Leider konnte v. H. kein Gerüst eines exakten Vogelsystems entwickeln. Zwei Dinge standen dem entgegen: Einmal reichte sein Untersuchungsmaterial, das sich nur auf Europa und die Paläarktis beschränkte, nicht aus, um für eine Systematik umfassend zu sein, zum anderen war er, dessen Jugend im Zeichen der Naturphilosophie gestanden hatte, ein leidenschaftlicher Gegner der Darwinschen Theorie. Er beharrte auf dem Standpunkt, daß sich die heutigen Arten nicht auf evolutionärem Wege, sondern i. S. der Cuvierschen Katastrophenlehre entwickelt haben.

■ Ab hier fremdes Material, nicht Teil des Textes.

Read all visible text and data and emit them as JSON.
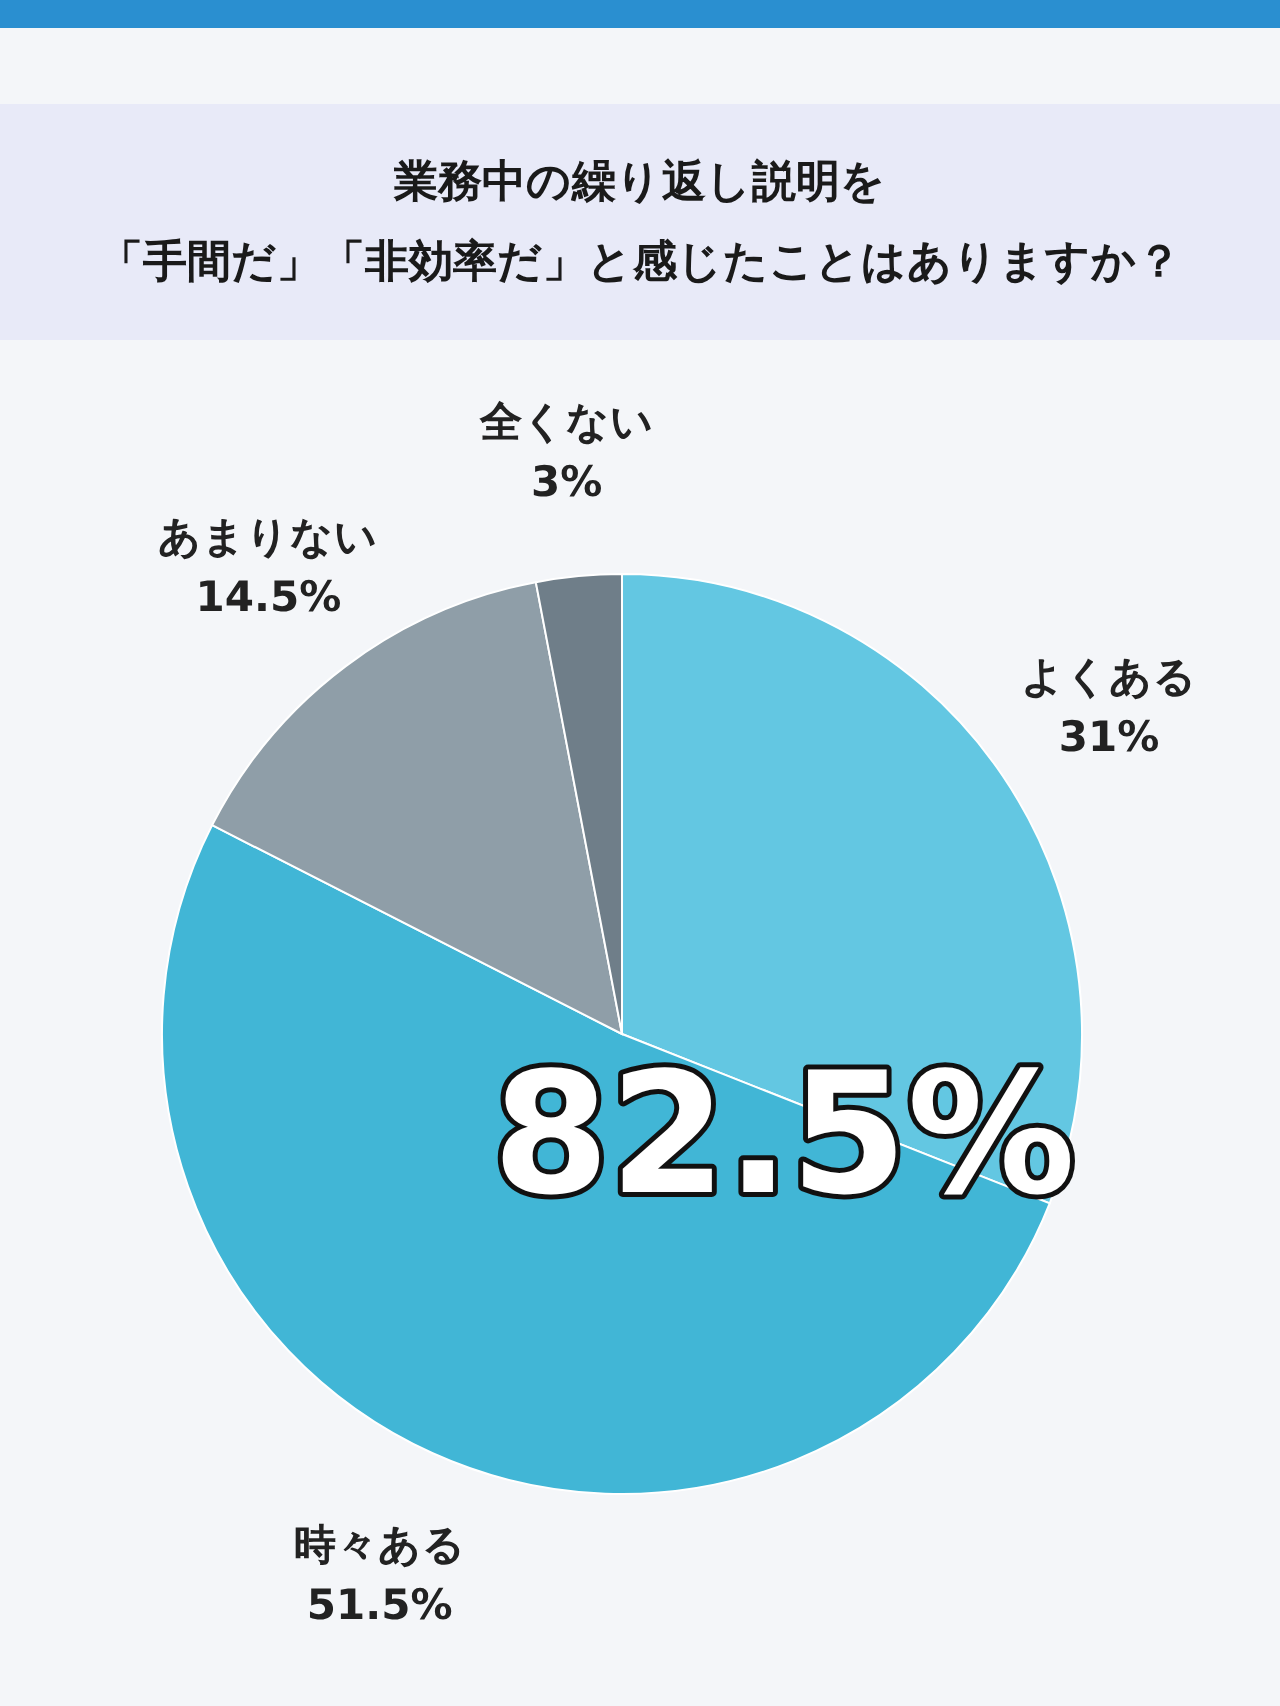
{
  "chart_data": {
    "type": "pie",
    "title": "業務中の繰り返し説明を",
    "subtitle": "「手間だ」「非効率だ」と感じたことはありますか？",
    "categories": [
      "よくある",
      "時々ある",
      "あまりない",
      "全くない"
    ],
    "values": [
      31,
      51.5,
      14.5,
      3
    ],
    "value_labels": [
      "31%",
      "51.5%",
      "14.5%",
      "3%"
    ],
    "colors": [
      "#63c7e2",
      "#41b6d6",
      "#8f9ea8",
      "#6f7e89"
    ],
    "annotations": [
      "82.5%"
    ]
  }
}
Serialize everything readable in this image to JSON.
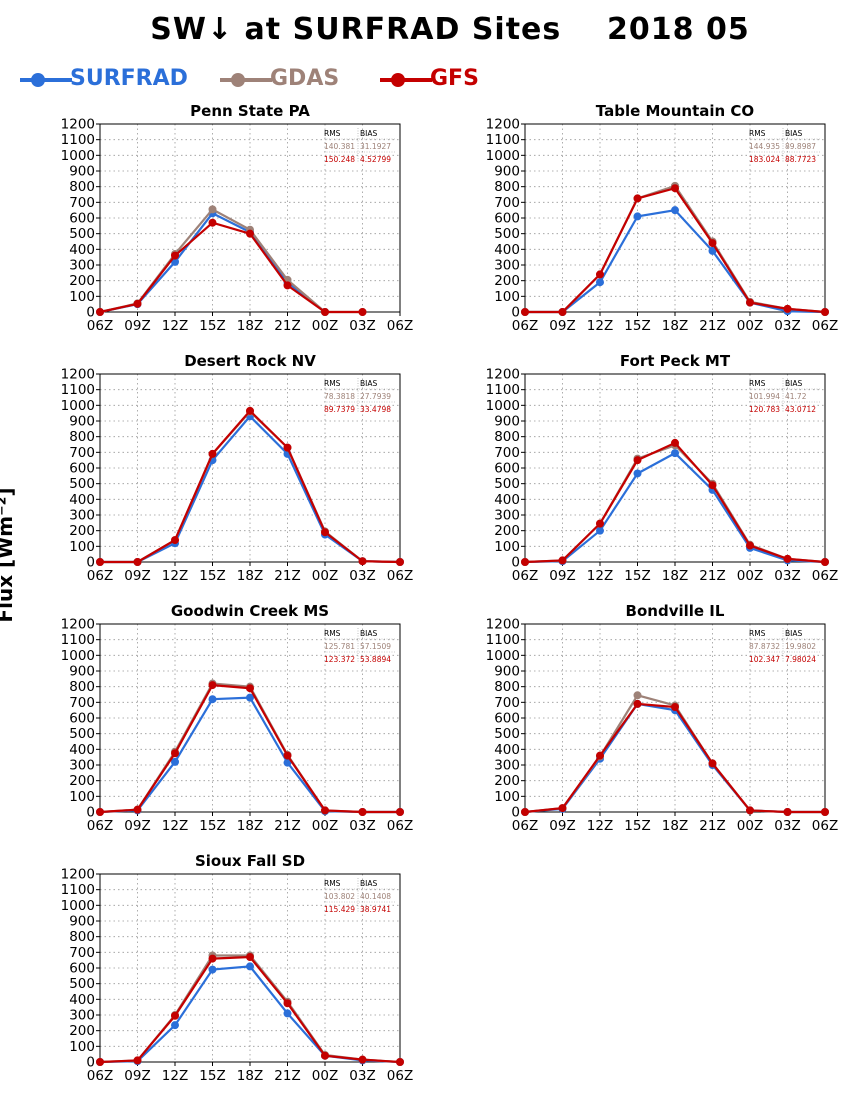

Bei der Fusion alter Gesellschaften zu einer einzigen Ornithologischen Gesellschaft wurde ihm 1875 der Vorsitz übertragen. Aber bei seiner eigenwilligen Haltung, neue Erkenntnisse der Naturwissenschaften nicht anzuerkennen, blieb der Widerspruch von Fachkollegen nicht aus, er verlor seinen Vorsitz acht Jahre später wieder. Eine enge Freundschaft verband ihn mit der Familie Blasius in Braunschweig. Posthum wird von Dr. Rudolf Blasius, Arzt und Zoologe, noch aus dem nicht mehr veröffentlichten Werk v. H.s „Die Vögel Norddeutschlands“ als 2. verbreiterte Auflage „Die Vögel Pommerns“ im „Neuen Naumann“ zitiert. Dr. Wilhelm Blasius, Prof. f. Zoologie und Botanik an der TH, war Leiter des Naturhistorischen Museums in Braunschweig, dorthin ist auch die umfangreiche Sammlung v. H.s nach dessen Tod gekommen. Eugen v. Homeyers großes Verdienst besteht darin, für Pommern die Grundlagen auf dem Gebiet der Vogelkunde geschaffen und den Weg für spätere Forschungen aufgezeigt zu haben.

Lit.: Gebhardt, Ludwig, Die Ornithologen Mitteleuropas, München 1964. – Koske, F., Über die Ornithologische Literatur Pommerns, Greifswald 1920.